A farming joint venture between two parties, the Farmer (Owner or Tenant) and the Contractor (typically a local farmer or business).

A contract farming agreement is not a partnership; it is a joint venture between two parties. The Farmer is engaging the services of the Contractor and this trading position is preserved insofar as tax, VAT, etc. are concerned.
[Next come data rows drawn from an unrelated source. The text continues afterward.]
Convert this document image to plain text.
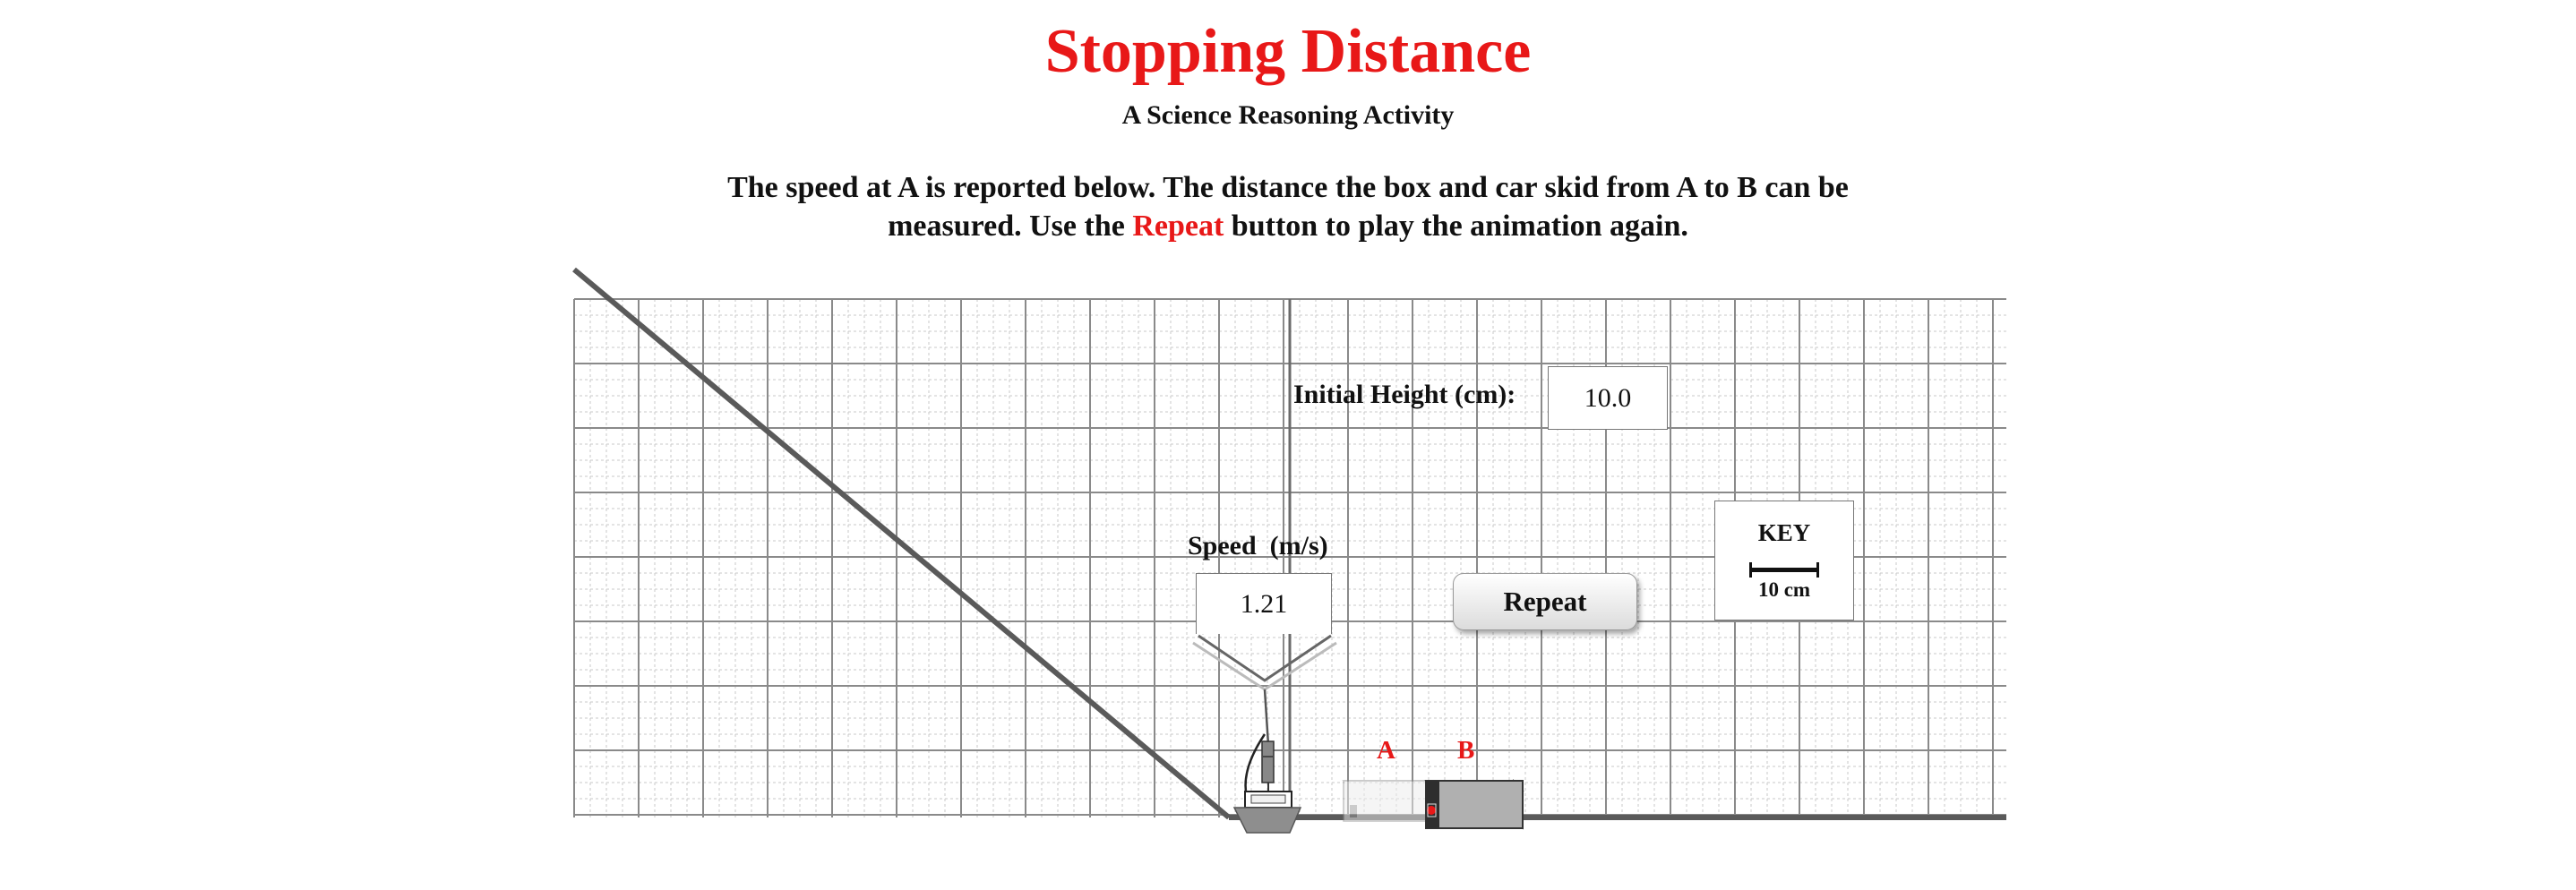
Stopping Distance
A Science Reasoning Activity
The speed at A is reported below. The distance the box and car skid from A to B can be measured. Use the Repeat button to play the animation again.
Initial Height (cm):	10.0
Speed  (m/s)
1.21	Repeat
KEY
10 cm
A B
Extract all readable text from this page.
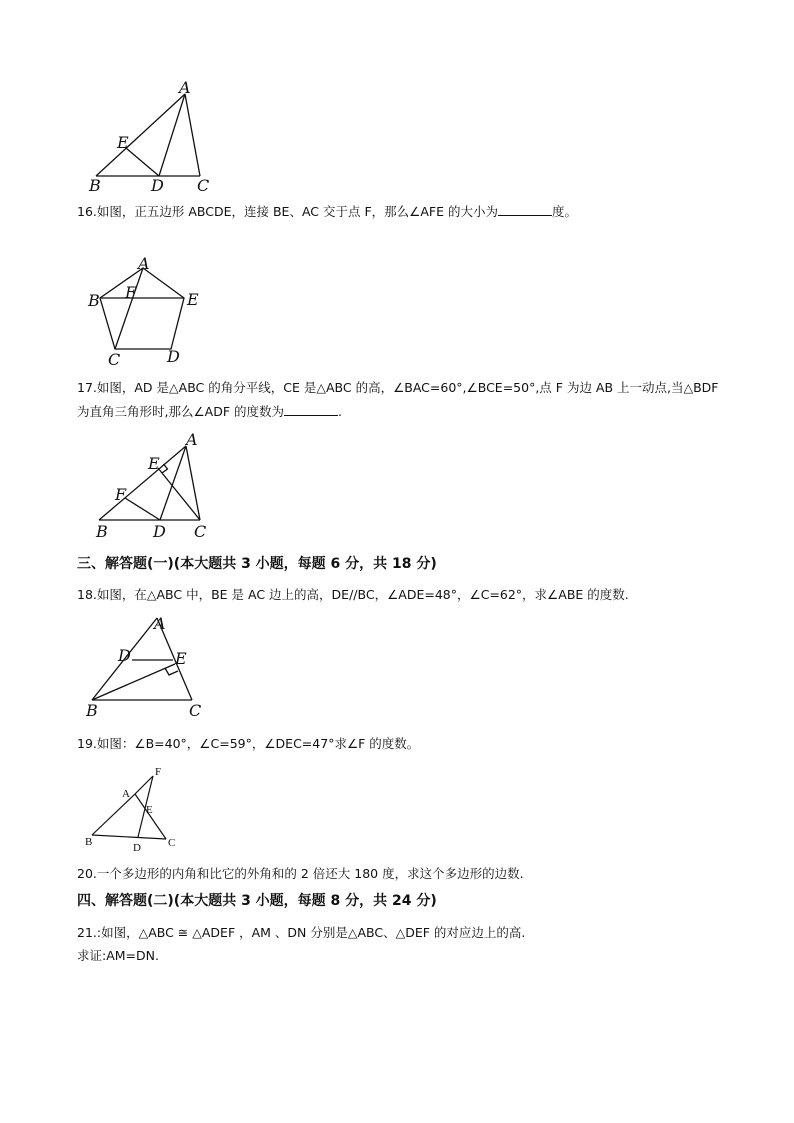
A
E
B	D C
16.如图，正五边形 ABCDE，连接 BE、AC 交于点 F，那么∠AFE 的大小为	度。
A
F
B	E
C	D
17.如图，AD 是△ABC 的角分平线，CE 是△ABC 的高，∠BAC=60°,∠BCE=50°,点 F 为边 AB 上一动点,当△BDF
为直角三角形时,那么∠ADF 的度数为	.
A
E
F
B	D C
三、解答题(一)(本大题共 3 小题，每题 6 分，共 18 分)
18.如图，在△ABC 中，BE 是 AC 边上的高，DE//BC，∠ADE=48°，∠C=62°，求∠ABE 的度数.
A
D	E
B	C
19.如图：∠B=40°，∠C=59°，∠DEC=47°求∠F 的度数。
F
A
E
B	D C
20.一个多边形的内角和比它的外角和的 2 倍还大 180 度，求这个多边形的边数.
四、解答题(二)(本大题共 3 小题，每题 8 分，共 24 分)
21.:如图，△ABC ≅ △ADEF ，AM 、DN 分别是△ABC、△DEF 的对应边上的高.
求证:AM=DN.
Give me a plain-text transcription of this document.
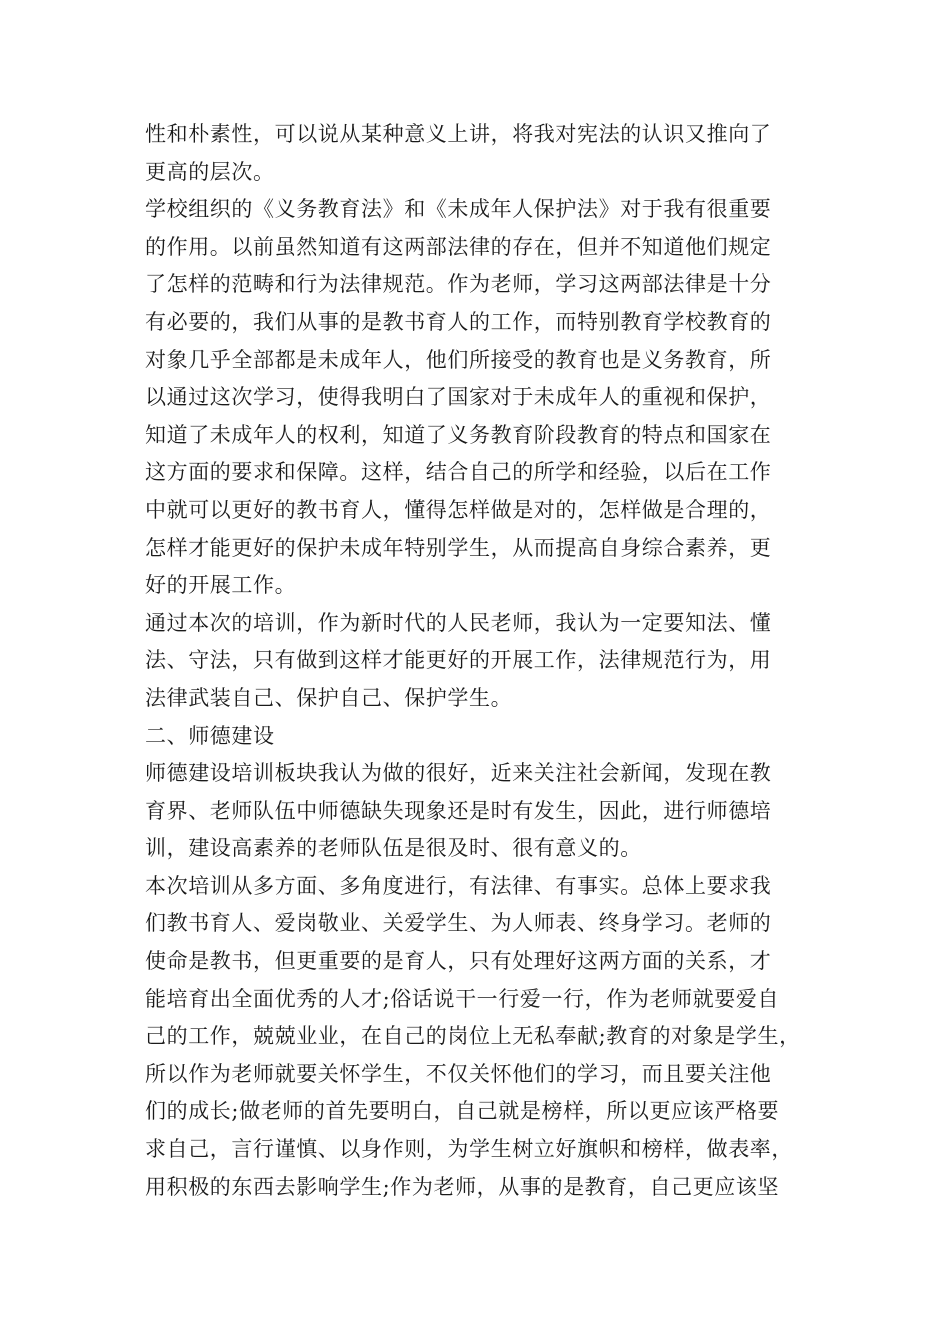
性和朴素性，可以说从某种意义上讲，将我对宪法的认识又推向了
更高的层次。
学校组织的《义务教育法》和《未成年人保护法》对于我有很重要
的作用。以前虽然知道有这两部法律的存在，但并不知道他们规定
了怎样的范畴和行为法律规范。作为老师，学习这两部法律是十分
有必要的，我们从事的是教书育人的工作，而特别教育学校教育的
对象几乎全部都是未成年人，他们所接受的教育也是义务教育，所
以通过这次学习，使得我明白了国家对于未成年人的重视和保护，
知道了未成年人的权利，知道了义务教育阶段教育的特点和国家在
这方面的要求和保障。这样，结合自己的所学和经验，以后在工作
中就可以更好的教书育人，懂得怎样做是对的，怎样做是合理的，
怎样才能更好的保护未成年特别学生，从而提高自身综合素养，更
好的开展工作。
通过本次的培训，作为新时代的人民老师，我认为一定要知法、懂
法、守法，只有做到这样才能更好的开展工作，法律规范行为，用
法律武装自己、保护自己、保护学生。
二、师德建设
师德建设培训板块我认为做的很好，近来关注社会新闻，发现在教
育界、老师队伍中师德缺失现象还是时有发生，因此，进行师德培
训，建设高素养的老师队伍是很及时、很有意义的。
本次培训从多方面、多角度进行，有法律、有事实。总体上要求我
们教书育人、爱岗敬业、关爱学生、为人师表、终身学习。老师的
使命是教书，但更重要的是育人，只有处理好这两方面的关系，才
能培育出全面优秀的人才;俗话说干一行爱一行，作为老师就要爱自
己的工作，兢兢业业，在自己的岗位上无私奉献;教育的对象是学生，
所以作为老师就要关怀学生，不仅关怀他们的学习，而且要关注他
们的成长;做老师的首先要明白，自己就是榜样，所以更应该严格要
求自己，言行谨慎、以身作则，为学生树立好旗帜和榜样，做表率，
用积极的东西去影响学生;作为老师，从事的是教育，自己更应该坚
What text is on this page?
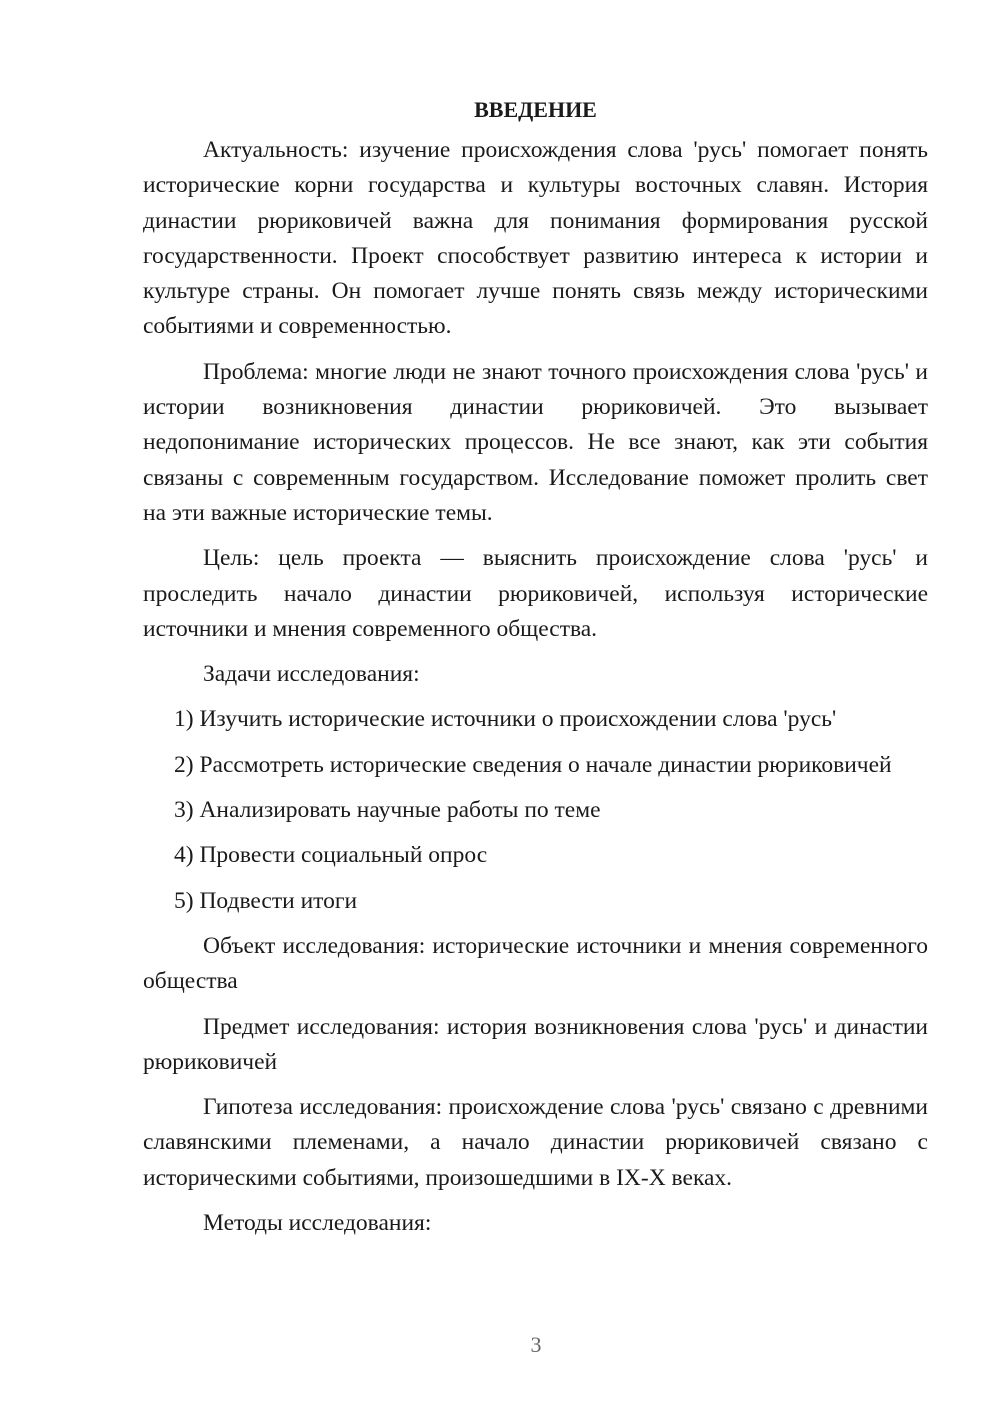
ВВЕДЕНИЕ

Актуальность: изучение происхождения слова 'русь' помогает понять исторические корни государства и культуры восточных славян. История династии рюриковичей важна для понимания формирования русской государственности. Проект способствует развитию интереса к истории и культуре страны. Он помогает лучше понять связь между историческими событиями и современностью.

Проблема: многие люди не знают точного происхождения слова 'русь' и истории возникновения династии рюриковичей. Это вызывает недопонимание исторических процессов. Не все знают, как эти события связаны с современным государством. Исследование поможет пролить свет на эти важные исторические темы.

Цель: цель проекта — выяснить происхождение слова 'русь' и проследить начало династии рюриковичей, используя исторические источники и мнения современного общества.

Задачи исследования:

1) Изучить исторические источники о происхождении слова 'русь'

2) Рассмотреть исторические сведения о начале династии рюриковичей

3) Анализировать научные работы по теме

4) Провести социальный опрос

5) Подвести итоги

Объект исследования: исторические источники и мнения современного общества

Предмет исследования: история возникновения слова 'русь' и династии рюриковичей

Гипотеза исследования: происхождение слова 'русь' связано с древними славянскими племенами, а начало династии рюриковичей связано с историческими событиями, произошедшими в IX-X веках.

Методы исследования:

3
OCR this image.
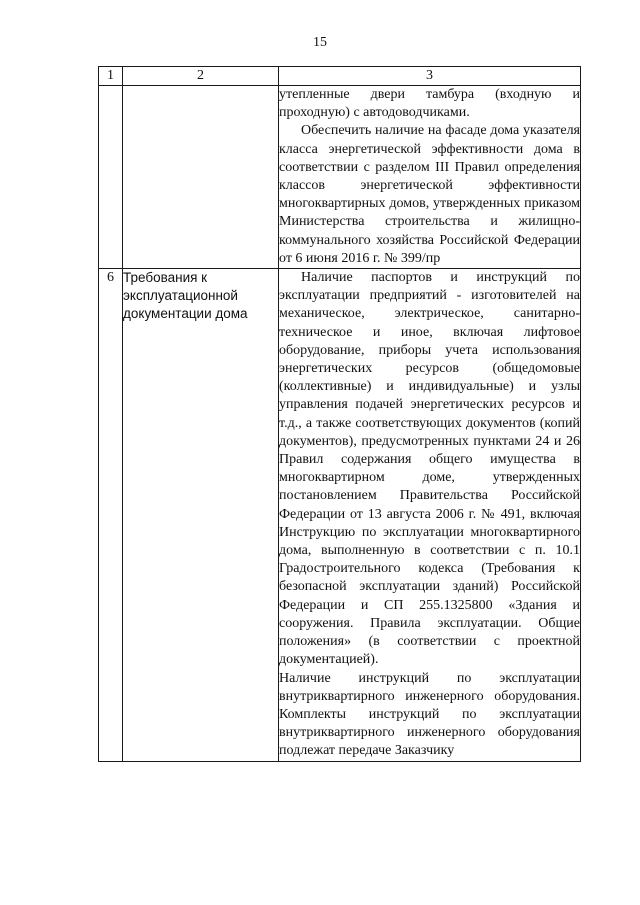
15
1	2	3

		утепленные двери тамбура (входную и проходную) с автодоводчиками.

Обеспечить наличие на фасаде дома указателя класса энергетической эффективности дома в соответствии с разделом III Правил определения классов энергетической эффективности многоквартирных домов, утвержденных приказом Министерства строительства и жилищно-коммунального хозяйства Российской Федерации от 6 июня 2016 г. № 399/пр

6	Требования к эксплуатационной документации дома	Наличие паспортов и инструкций по эксплуатации предприятий - изготовителей на механическое, электрическое, санитарно-техническое и иное, включая лифтовое оборудование, приборы учета использования энергетических ресурсов (общедомовые (коллективные) и индивидуальные) и узлы управления подачей энергетических ресурсов и т.д., а также соответствующих документов (копий документов), предусмотренных пунктами 24 и 26 Правил содержания общего имущества в многоквартирном доме, утвержденных постановлением Правительства Российской Федерации от 13 августа 2006 г. № 491, включая Инструкцию по эксплуатации многоквартирного дома, выполненную в соответствии с п. 10.1 Градостроительного кодекса (Требования к безопасной эксплуатации зданий) Российской Федерации и СП 255.1325800 «Здания и сооружения. Правила эксплуатации. Общие положения» (в соответствии с проектной документацией).

Наличие инструкций по эксплуатации внутриквартирного инженерного оборудования. Комплекты инструкций по эксплуатации внутриквартирного инженерного оборудования подлежат передаче Заказчику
Both parties retain their individual identity as farm businesses in their own right.

Farmer Provides

  • Land
  • Buildings
  • Fixed equipment( i.e.. Grain Store  /  Dryer ) 
  • New bank account - 'the No 2'  -  used to pay all outgoing and receive income applicable to the agreement  -  distinctive from the farmers other business or private costs

Contract Farmer Provides

  • Management Expertise
  • Labour
  • Machinery 
  • Additional Storage (where required) 

The Agreement

The Contract Agreement sets out:

  • The terms of engagement - including length of agreement 
  • The operation of the contract
  • The formula for calculating remuneration to each party  -  share of the divisible surplus 

Benefits to the Farmer

  • Avoids creation of tenancy or complex partnerships 
  • Retains occupation of the farm with associated benefits
  • Release of working capital
  • Retains taxation relief where applicable 
  • Benefit  from economies of scale

Remuneration

Set out in the contract between Farmer and Contract Farmer 

  • The Farmers receives an initial fee  
  • The contractor  -   would also receive a Basic Fee  -  usually on £ / Ha basis 

 

Following receipt of the final sales for the harvest year the divisible surplus is calculated. This is the balance left in the No 2 account once all incomings and outgoings are accounted for

  • A pre-agreed formula set out in the contract determines the shares to be allocated between the farmer/landlord and contract farmer
  • Total return will depend on cropping mix, crop performance, and overall contractor performance in managing the returns / performance.